Why do people don't just calculate the eigenvalues of $A$ and put them on a diagonal?
People always calculate the eigenvectors first, put them in a matrix $P$ and calculate $P^{-1}  A  P$ which seems useless to me because it will always end up with the eigenvalues at the diagonal.
 A: The question is fair. Fix $T: V \to V$, linear, with $\dim V = n$. Take a basis $B = \{b_i\}_{i=1}^n$. Suppose that $T$ is diagonalizable, and fix $E = \{e_i\}_{i=1}^n$ a basis of eigenvectors. 

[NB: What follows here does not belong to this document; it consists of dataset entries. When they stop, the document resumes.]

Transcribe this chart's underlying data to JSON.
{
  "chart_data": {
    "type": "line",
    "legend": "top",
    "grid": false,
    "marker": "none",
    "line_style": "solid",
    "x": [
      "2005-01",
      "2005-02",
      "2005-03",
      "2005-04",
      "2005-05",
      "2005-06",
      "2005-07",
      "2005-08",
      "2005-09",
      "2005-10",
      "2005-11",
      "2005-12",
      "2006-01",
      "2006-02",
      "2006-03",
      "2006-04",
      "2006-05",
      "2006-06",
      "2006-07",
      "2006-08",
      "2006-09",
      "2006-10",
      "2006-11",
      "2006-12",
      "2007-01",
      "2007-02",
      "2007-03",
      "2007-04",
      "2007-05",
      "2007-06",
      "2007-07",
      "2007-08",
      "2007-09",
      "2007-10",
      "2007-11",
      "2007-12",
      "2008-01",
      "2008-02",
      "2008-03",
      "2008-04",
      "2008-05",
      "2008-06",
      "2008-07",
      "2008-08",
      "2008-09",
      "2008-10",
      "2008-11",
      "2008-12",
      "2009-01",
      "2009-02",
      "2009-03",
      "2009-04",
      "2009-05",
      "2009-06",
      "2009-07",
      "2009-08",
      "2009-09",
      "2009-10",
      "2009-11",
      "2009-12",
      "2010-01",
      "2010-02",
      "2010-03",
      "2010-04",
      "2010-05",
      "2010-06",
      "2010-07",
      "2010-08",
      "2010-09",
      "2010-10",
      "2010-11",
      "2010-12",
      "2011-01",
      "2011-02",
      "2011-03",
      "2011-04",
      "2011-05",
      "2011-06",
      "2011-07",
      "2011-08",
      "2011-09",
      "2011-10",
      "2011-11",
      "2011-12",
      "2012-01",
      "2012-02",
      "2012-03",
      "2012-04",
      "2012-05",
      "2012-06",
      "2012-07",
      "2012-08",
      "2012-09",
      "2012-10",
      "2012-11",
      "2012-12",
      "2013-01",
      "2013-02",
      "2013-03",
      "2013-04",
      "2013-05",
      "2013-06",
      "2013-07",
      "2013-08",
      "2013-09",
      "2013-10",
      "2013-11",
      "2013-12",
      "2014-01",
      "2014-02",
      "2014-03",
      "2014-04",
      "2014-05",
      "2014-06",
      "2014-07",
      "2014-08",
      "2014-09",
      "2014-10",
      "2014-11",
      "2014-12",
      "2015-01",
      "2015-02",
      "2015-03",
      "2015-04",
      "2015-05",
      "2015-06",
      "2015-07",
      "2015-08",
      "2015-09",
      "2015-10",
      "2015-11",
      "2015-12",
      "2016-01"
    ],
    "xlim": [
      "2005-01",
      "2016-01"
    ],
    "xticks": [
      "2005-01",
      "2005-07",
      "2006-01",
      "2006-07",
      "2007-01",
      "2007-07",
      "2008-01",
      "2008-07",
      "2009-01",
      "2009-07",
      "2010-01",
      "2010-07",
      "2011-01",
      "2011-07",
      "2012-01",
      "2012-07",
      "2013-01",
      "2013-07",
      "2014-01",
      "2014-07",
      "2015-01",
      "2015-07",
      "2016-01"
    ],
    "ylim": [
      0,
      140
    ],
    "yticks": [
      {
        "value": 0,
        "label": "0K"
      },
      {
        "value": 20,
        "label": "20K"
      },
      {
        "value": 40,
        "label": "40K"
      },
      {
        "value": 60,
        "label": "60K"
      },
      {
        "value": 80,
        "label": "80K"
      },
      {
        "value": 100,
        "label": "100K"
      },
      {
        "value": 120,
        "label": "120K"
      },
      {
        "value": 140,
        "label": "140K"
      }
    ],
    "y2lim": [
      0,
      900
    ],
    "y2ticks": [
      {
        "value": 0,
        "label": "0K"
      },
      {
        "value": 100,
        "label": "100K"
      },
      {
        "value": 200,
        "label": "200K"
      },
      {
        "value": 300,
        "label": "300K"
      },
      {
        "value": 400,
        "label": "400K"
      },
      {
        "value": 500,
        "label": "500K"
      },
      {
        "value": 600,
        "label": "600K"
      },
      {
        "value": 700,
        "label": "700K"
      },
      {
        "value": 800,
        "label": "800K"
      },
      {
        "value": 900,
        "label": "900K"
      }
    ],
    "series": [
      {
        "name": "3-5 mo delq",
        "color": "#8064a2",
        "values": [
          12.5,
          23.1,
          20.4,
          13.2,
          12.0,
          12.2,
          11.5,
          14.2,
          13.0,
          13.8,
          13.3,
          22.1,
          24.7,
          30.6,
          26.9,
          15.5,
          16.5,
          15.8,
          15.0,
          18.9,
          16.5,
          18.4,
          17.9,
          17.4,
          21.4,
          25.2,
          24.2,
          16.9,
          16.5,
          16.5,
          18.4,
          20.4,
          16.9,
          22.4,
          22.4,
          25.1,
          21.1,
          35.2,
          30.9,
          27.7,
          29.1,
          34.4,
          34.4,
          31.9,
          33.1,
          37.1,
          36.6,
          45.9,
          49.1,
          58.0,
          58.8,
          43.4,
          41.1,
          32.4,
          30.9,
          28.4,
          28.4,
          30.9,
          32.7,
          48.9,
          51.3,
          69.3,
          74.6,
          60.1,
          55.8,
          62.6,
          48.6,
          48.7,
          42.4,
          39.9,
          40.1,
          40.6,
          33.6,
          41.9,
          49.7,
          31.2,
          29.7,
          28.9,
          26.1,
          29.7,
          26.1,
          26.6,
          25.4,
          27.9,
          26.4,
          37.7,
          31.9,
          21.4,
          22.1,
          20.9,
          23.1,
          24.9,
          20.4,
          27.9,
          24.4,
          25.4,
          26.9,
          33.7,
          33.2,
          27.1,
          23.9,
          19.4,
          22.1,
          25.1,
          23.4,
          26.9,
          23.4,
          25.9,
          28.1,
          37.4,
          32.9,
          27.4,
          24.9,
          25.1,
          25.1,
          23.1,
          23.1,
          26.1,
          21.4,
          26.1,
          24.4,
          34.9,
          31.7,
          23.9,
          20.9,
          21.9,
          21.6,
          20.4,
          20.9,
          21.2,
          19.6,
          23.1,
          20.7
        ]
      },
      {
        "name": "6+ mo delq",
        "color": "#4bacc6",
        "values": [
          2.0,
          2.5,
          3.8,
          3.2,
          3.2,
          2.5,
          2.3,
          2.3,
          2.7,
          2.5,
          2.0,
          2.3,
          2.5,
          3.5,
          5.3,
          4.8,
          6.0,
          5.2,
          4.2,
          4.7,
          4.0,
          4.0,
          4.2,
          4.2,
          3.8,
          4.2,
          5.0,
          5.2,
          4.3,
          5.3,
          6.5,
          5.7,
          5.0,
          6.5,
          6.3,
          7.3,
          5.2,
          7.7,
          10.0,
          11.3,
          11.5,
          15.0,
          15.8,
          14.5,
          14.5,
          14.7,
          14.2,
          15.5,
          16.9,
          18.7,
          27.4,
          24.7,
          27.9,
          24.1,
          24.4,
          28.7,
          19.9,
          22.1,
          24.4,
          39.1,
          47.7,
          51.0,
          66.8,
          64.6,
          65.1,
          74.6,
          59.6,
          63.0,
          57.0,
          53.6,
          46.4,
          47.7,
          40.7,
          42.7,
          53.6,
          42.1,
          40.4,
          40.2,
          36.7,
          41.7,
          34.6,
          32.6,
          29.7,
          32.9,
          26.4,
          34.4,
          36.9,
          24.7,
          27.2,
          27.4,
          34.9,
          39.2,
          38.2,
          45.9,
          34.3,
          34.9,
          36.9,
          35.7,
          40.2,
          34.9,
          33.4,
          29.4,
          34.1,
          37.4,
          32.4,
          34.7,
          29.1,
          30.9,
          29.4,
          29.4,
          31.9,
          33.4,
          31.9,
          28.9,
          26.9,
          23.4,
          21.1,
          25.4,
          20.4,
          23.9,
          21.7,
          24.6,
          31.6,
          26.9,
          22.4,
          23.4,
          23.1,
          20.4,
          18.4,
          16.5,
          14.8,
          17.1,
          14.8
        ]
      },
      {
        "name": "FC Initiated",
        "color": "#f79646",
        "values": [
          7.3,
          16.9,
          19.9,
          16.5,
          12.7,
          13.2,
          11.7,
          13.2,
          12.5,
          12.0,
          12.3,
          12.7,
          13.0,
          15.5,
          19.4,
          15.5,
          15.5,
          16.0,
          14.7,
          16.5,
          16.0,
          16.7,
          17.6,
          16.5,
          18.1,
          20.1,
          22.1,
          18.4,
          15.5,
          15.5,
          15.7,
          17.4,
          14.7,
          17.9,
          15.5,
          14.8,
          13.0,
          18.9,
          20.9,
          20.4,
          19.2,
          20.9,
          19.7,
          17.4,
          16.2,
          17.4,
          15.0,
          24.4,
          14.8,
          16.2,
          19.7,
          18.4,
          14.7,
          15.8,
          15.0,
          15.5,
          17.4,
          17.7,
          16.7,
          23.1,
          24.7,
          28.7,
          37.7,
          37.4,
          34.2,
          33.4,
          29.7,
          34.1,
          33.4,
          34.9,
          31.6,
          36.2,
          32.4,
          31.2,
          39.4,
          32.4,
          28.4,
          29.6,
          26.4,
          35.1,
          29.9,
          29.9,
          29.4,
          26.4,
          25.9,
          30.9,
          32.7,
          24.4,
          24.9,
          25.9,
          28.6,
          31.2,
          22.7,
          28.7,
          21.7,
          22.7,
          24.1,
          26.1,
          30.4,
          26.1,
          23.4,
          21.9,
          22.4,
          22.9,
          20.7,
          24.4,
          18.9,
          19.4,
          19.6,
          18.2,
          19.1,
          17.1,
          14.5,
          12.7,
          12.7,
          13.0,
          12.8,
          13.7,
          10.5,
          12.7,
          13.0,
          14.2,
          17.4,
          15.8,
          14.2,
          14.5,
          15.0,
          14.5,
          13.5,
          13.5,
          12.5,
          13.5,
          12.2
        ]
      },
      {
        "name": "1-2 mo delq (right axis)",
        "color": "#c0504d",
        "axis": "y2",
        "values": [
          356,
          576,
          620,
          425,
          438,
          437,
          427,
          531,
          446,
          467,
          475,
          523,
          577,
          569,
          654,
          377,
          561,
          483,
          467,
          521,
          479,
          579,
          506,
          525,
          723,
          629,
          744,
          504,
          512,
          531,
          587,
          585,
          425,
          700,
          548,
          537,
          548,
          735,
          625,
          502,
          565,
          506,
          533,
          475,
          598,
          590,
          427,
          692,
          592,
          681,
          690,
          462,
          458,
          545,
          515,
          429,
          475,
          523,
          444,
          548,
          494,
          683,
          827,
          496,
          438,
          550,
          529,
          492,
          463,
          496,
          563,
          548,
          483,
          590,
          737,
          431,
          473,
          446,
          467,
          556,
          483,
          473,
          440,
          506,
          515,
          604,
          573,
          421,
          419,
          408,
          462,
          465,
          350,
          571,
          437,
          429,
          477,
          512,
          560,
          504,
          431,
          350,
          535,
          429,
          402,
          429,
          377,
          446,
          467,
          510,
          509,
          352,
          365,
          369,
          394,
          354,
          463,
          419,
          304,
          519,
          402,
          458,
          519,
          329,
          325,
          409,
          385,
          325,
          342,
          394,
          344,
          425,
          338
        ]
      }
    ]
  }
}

We have that $[T]_{E}$ is a diagonal matrix. But what's the point of computing this matrix? We want to know easily the value of $Tx$, but we usually have the expression for $x$ in the basis $B$, not in the basis $E$. Explicitly: $$[T]_{B} = [{\rm Id}]_{E,B}[T]_{E}[{\rm Id}]_{B,E}.$$
If you don't go through the hassle of computing $P = [{\rm Id}]_{B,E}$, as above, and do: $$[T]_E [x]_B,$$ you won't get anything meaningful. However, we have: $$[Tx]_E = [T]_E [x]_E \quad\text{and}\quad [Tx]_B = [T]_B[x]_B.$$ The point is: $$[Tx]_B =[T]_B[x]_B =[{\rm Id}]_{E,B}[T]_{E}[{\rm Id}]_{B,E}[x]_B =[{\rm Id}]_{E,B}\color{red}{[T]_{E}[x]_E} =[{\rm Id}]_{E,B}\color{red}{[Tx]_{E}} , $$ where the part in red is easy to compute.
A: Not every matrix is diagonalizable. Furthermore, not every $n\times n$ matrix has $n$ eigenvectors. However, every matrix does have $n$ generalized eigenvectors. So you can always compute a Jordan Normal Form instead. This is why we don't just blindly try to diagonalizable every matrix.